I remember this like it was yesterday. I had been fusing for a while and I was ready to go to my first "big girl" 240 volt kiln. The truth is I really did not know what I was supposed to be looking for in a bigger kiln. I just knew I wanted more space and I had the money in my pocket ready to go. This was about 14 years ago, and I'm sure there were answers out there, but I didn't really know who to trust and what their motives might be. Here's my story... (without any bias to manufacturers).

My first larger kiln was a 24"octagon with a 21" round shelf.  I was so excited at the time that I didn't realize that a 21" round shelf meant that a only a 15" inch square would fit on the shelf. I knew that was not going to be enough shelf space for me so the problem was easily fixed a year later when I sold that kiln and purchased an oval. So, now I had an oval, which I loved by the way, but that one had a two piece shelf, making it harder to do larger pieces without the dreaded line. The full shelves were a $250 upgrade which seemed like a lot of money at the time. However, I really should have upgraded and not cheaped-out as it would have saved me alot of hassle. Lesson learned. 

About two years later, I then bought a new square one. This one had a 24" shelf and gave me a lot of utility. But again, I'd discovered there were issues I hadn't thought about. That kiln was very low to the ground and killed my back to load. Also, the lid was a bear to open and close from the front because again I didn't think I needed the lid lifter... so I'd have to stand on the side to open it. That added torque to the lid and a crack soon appeared. Again, I was being frugal and should have upgraded. After the lid was replaced, I sold that one too and continued my quest.
By now you can see that the addiction was taking hold. My husband and my business partner may have been colluding behind my back to check me into the nearest 12-step kiln addiction program. But I didn't care. Within a few years I'd added a fiber kiln to the mix. My confession is that I've owned over 25 kilns in 15 years. It's given me a great deal of experience about what kilns work for what projects. It's also allowed me to have the experience to helping others determine what they need and what might not be a good fit. Let's face it, everyone's needs are different and dictated by the kind of art work they want to do. 
Next, I bought my first clamshell. I really liked that one but the shelf was only 20" square. Too small for my taste. More bad decisions, you'd think I would have learned!

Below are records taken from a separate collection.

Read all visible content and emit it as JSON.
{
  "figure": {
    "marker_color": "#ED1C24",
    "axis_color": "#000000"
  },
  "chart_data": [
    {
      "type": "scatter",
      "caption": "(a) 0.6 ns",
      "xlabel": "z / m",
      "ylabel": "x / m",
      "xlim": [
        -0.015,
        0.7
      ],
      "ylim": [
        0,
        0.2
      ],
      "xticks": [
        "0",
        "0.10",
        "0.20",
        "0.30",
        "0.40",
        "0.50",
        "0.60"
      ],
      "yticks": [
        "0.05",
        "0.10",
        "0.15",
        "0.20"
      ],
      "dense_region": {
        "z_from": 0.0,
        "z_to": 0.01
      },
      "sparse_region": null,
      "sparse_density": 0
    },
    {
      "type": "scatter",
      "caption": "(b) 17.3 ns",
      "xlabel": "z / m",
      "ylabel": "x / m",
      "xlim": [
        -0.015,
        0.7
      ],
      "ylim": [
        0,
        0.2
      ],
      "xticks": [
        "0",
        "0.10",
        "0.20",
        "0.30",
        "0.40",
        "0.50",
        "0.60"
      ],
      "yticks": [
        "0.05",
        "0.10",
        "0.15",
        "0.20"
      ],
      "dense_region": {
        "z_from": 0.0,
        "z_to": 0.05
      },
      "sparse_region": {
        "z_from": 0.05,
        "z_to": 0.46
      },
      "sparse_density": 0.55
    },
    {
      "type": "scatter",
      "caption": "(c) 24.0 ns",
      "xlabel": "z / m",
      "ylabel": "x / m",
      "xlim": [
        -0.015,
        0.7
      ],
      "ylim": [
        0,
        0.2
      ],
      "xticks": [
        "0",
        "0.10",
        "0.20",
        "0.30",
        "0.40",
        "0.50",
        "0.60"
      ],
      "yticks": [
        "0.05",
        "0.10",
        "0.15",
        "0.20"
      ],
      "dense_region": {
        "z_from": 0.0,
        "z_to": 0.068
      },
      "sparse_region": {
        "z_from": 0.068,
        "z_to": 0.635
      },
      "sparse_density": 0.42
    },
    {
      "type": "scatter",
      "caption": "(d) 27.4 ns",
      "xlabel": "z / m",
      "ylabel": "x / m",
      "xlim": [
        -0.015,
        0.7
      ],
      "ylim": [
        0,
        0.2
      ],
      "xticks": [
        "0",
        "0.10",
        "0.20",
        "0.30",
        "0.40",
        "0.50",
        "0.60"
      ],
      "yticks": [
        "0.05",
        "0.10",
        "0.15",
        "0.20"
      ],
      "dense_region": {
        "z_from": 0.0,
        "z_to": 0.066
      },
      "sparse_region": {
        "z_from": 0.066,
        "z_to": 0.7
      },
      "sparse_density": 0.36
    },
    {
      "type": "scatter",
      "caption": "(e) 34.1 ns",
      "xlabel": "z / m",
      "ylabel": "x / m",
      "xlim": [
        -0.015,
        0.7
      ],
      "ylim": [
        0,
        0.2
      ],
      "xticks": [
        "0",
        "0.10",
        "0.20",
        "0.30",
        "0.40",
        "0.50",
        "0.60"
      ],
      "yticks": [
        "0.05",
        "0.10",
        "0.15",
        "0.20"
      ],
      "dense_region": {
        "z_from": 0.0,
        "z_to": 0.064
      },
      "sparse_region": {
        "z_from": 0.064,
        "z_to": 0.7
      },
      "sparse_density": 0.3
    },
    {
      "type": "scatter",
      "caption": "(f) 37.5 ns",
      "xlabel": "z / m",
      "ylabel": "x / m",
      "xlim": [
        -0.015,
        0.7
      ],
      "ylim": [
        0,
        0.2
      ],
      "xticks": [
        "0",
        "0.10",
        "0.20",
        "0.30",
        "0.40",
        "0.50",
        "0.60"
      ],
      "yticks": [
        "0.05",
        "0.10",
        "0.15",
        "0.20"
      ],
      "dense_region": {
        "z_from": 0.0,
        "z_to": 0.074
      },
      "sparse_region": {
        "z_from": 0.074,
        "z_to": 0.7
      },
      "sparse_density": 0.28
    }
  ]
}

With all of that said... here's my checklist of what to think about when purchasing your first larger kiln. I wish someone would have shared this with me about 20 kilns ago.
  • Think about what kind of work you might want to do in the future. Your choice might work for today's needs, but will it look for tomorrows needs?
  • Think about your body. This might sound silly to you, but if you intend to use your new kiln a lot, you'd better be comfortable loading it, scraping the shelves, vacuuming it and lifting the lid. You will absolutely use the kiln LESS if you are not comfortable. Be smart, get the lid lifter, or the full shelf, or the clamshell, or the taller stand, even if it costs more. It will be worth it in long-term utility.
  • Be honest with yourself. Will you change the relays every year or two without someone standing over you to do it? If not, then think about getting mercury relays, which never need to be changed. Yes, they're an upgrade, but in 14 years and over 25 kilns I've had a few relay failures. Two of my failure happened with full kiln loads and the relays stuck in the "on" position. It does happen and it's no one's fault. It's just like a blown out tire, it just happens.
  • Think about how lazy or energetic you are. No one is judging you here! I can be lazy and  I'll admit it. How much do you love to scrape shelves and vacuum? I don't love it, so I avoid it. The way to fix this problem and make it less irritating is to actually purchase extra shelves with your kiln. It's actually much less expensive and far healthier to use kiln wash than it is to use fiber paper. The more shelves you can rotate, the less scraping and coating it will feel like you are doing.
  • Finally, really think about getting what you want. I cheaped-out on several upgrade items that would have made me happier with my kiln long term. Even if it hurts a little, get what you need so that you don't have regrets.
    Of course there's a disclaimer! I am part of the kiln establishment now, selling kilns to other artists. But here's my truth, I represent four different kiln companies and doing this allows me to better represent my artist clients and get them the kilns they need, configured the way they need them. I'm not sure if I should be proud or ashamed of the number of kilns I have owned from each of the companies I represent. I'm joking a little saying that, but owning kilns from each manufacturer has made me more than just familiar with how those kilns work, it's made me educated about how each company builds their kilns, and where each company shines.
    So here's the recap of what to consider:
    1. Think long-term about your artwork needs!
    2. Think long-term about your physical needs and how they might change!
    3. Think long-term about your nature and how you want to spend time!
    4. Think long-term about your budget and what you'll really need to make you happy on #1-2-3!
    I love teaching my students and talking to artists about their needs everyday! 
    I love helping fellow artists get what they need to do their best work!
    Thanks for letting me do what I love!